RESTER VIVANT et autres textes Michel HOUELLEBECQ
Il s’agit d’une recueil d’articles sur des sujets divers, d’intérêt inégal. Les textes les plus passionnants se situent au début du livre, ils se centrent sur le thème de la souffrance, évoquée en phrases lapidaires ; l’expression littéraire et poétique permet d’extérioriser la douleur inhérente à la condition humaine, et de rester vivant. L’auteur est convaincant lorsqu’il aborde ce sujet et lorsqu’il porte un regard lucide, acéré sur notre monde moderne, sur le numérique et son pouvoir destruction en matière de communication, sur l’architecture fonctionnelle et transparente à la mode, et sur le toute-puissance du marché capitaliste. Hélas ! Cela se gâte vers la fin de l’ouvrage, avec des jugements injustes, voire haineux à l’encontre de Jacques Prévert et du cinéma onirique auquel il a participé, notamment Les portes de la nuit et Les enfants du Paradis. L’écrivain tourne en dérision le sens de la fête, et toute tentative d’émancipation politique et sociale.
Editions Flammarion, 1997, LIBRIO
PIERRE RABHI, SEMEUR D’ESPOIRS Olivier LE NAIRE, entretiens
Dans un livre d’entretiens avec le reporter Olivier LE NAIRE, Pierre RABHI, paysan, penseur et écrivain, alors âgé de soixante-quinze ans, évoque son parcours de vie, en lien avec ses engagements et ses propres ouvrages qui prônent le respect de la terre mère, du vivant, et une sobriété heureuse.
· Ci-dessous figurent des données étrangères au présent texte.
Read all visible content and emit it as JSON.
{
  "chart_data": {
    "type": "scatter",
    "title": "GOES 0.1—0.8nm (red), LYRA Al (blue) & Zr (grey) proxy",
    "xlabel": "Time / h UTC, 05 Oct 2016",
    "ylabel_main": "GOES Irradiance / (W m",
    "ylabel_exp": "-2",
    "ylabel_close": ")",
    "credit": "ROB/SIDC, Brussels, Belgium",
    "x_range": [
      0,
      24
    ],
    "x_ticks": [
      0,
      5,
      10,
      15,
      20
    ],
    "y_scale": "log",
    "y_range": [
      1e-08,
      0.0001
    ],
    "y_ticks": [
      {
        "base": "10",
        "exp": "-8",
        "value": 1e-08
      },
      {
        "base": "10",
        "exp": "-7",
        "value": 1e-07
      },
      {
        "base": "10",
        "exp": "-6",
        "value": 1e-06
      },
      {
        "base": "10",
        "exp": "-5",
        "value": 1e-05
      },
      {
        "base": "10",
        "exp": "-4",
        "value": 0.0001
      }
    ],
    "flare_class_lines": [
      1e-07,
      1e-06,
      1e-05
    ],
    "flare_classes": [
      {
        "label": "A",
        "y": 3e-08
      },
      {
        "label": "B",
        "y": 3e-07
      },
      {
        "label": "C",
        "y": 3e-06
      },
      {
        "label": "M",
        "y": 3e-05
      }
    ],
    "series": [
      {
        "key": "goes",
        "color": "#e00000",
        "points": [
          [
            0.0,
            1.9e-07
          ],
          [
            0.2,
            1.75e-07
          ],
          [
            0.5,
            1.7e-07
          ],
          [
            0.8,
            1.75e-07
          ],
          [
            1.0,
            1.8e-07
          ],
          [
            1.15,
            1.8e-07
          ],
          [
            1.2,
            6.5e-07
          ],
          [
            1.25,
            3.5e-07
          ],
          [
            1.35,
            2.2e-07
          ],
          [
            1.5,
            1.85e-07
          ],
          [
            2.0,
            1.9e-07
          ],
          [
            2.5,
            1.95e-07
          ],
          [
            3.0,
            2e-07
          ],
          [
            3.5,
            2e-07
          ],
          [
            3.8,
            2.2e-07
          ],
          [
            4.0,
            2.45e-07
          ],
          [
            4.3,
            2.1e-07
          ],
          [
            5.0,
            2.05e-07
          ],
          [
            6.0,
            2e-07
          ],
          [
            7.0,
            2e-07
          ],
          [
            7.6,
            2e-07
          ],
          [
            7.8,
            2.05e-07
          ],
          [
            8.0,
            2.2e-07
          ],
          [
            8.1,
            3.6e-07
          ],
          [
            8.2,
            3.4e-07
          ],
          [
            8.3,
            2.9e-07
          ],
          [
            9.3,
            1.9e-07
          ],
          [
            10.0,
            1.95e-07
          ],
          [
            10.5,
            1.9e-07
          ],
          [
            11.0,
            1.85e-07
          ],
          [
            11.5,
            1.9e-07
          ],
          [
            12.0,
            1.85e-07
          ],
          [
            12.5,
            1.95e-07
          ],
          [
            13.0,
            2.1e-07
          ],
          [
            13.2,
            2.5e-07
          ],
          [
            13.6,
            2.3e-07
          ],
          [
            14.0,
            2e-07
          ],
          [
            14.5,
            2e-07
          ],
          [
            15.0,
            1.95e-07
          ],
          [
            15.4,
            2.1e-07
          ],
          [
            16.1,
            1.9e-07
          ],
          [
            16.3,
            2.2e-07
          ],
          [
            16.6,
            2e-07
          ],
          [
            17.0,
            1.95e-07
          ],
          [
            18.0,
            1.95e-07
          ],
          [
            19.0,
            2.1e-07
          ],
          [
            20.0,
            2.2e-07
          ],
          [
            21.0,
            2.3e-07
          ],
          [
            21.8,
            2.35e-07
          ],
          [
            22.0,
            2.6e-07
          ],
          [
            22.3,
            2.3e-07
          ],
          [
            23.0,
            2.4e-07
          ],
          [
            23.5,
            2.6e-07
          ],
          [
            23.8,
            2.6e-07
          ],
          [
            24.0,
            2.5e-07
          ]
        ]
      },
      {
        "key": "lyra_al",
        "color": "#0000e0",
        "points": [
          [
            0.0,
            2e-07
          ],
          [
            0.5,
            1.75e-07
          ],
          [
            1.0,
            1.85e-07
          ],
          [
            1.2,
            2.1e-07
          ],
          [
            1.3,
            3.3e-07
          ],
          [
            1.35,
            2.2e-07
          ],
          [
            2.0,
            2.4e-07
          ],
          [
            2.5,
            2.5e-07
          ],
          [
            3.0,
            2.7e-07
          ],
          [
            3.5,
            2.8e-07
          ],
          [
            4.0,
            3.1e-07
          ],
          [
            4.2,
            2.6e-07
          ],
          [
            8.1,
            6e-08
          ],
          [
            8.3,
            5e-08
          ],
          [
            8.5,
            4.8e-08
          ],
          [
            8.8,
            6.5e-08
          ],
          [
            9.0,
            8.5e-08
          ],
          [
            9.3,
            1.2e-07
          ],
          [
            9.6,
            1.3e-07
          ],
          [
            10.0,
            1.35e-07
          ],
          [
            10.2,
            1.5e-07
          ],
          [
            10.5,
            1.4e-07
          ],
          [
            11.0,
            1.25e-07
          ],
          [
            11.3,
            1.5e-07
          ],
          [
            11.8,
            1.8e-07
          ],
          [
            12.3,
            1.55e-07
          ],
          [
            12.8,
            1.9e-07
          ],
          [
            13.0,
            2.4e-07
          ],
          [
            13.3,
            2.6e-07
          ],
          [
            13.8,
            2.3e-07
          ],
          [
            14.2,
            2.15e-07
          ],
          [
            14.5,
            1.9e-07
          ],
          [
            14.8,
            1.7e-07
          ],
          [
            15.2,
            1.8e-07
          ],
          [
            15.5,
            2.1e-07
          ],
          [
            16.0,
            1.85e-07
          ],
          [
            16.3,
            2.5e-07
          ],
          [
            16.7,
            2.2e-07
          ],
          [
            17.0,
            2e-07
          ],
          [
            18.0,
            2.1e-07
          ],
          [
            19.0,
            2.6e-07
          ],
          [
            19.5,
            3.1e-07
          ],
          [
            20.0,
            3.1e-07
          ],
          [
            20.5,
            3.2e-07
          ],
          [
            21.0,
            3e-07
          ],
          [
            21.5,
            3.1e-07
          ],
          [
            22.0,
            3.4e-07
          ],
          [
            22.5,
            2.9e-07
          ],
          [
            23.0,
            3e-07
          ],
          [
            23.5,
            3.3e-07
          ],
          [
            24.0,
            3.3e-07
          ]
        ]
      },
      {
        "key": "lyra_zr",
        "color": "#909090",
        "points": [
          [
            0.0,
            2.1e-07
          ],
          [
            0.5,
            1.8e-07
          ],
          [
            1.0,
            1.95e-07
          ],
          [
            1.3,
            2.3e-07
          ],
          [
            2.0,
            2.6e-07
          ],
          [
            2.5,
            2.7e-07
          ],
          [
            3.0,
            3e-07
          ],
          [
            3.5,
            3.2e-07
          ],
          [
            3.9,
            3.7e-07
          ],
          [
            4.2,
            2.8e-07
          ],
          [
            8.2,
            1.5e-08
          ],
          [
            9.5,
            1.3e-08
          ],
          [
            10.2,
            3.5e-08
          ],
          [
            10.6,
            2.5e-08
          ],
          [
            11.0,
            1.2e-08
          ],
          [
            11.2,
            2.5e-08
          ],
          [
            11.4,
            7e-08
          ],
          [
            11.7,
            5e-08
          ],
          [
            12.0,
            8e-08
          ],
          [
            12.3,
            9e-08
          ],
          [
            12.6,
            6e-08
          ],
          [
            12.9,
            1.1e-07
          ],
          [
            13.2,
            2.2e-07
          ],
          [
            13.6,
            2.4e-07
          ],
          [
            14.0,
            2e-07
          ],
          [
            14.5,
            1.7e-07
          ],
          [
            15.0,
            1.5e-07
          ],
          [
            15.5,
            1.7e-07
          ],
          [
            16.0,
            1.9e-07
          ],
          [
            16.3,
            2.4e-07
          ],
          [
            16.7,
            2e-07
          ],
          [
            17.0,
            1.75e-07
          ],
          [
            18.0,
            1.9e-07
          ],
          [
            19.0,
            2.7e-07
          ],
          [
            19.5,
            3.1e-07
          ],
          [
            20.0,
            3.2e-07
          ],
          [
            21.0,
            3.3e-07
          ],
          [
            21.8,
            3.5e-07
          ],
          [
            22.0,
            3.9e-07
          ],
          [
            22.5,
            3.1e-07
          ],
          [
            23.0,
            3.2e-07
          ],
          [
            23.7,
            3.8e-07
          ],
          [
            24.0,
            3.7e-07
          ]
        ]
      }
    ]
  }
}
Il dénonce une fuite en avant dans un productivisme destructeur de la planète, et plaide pour une éducation non violente, proche de la nature, pour « l’agroécologie » dans une perspective humaniste. Il s’inspire de la civilisation amérindienne, lui qui a été marqué par une double culture : né en Algérie dans une famille musulmane, le garçon a été confié à une famille française et chrétienne après la mort de sa mère ; il s’est converti à la religion de ses parents d’adoption, s’est coupé de ses racines, puis, à l’âge de vingt ans, a émigré en France où il a travaillé comme ouvrier et s’est intéressé à la philosophie en cherchant sa voie. Pierre la trouve en s’installant sur une ferme ardéchoise sans confort avec Michèle, son épouse ; la beauté du paysage les attire davantage que le souci de rentabilité ; conscient de la nocivité des méthodes agricoles traditionnelles, le jeune paysan va découvrir l’agriculture biologique et pratiquer l’élevage ; la famille s’agrandit, et après des années difficiles, le succès de son approche vaut à l’agriculteur une grande notoriété. Il transmet son expérience en Afrique, (Burkina Faso, Tunisie,) en Palestine, multiplie livres et conférences, sans cesser de cultiver son jardin. Le philosophe trouve aussi un large écho dans nos sociétés occidentales, un public fervent adhère à ses idées. Olivier LE NAIRE l’interroge sur son passé, mais lui demande également son point de vue sur les questions d’actualité et les problèmes sociaux et sociétaux. Pierre RABHI répond avec simplicité et développe une réflexion en profondeur, qui n’esquive ni contradictions ( impossible de se passer totalement de pétrole pour les transports, par exemple), ni constats sur la difficulté de promouvoir le mode d’existence qu’il préconise. On est cependant frappé par sa cohérence, sa façon de mettre en harmonie les paroles et les actes.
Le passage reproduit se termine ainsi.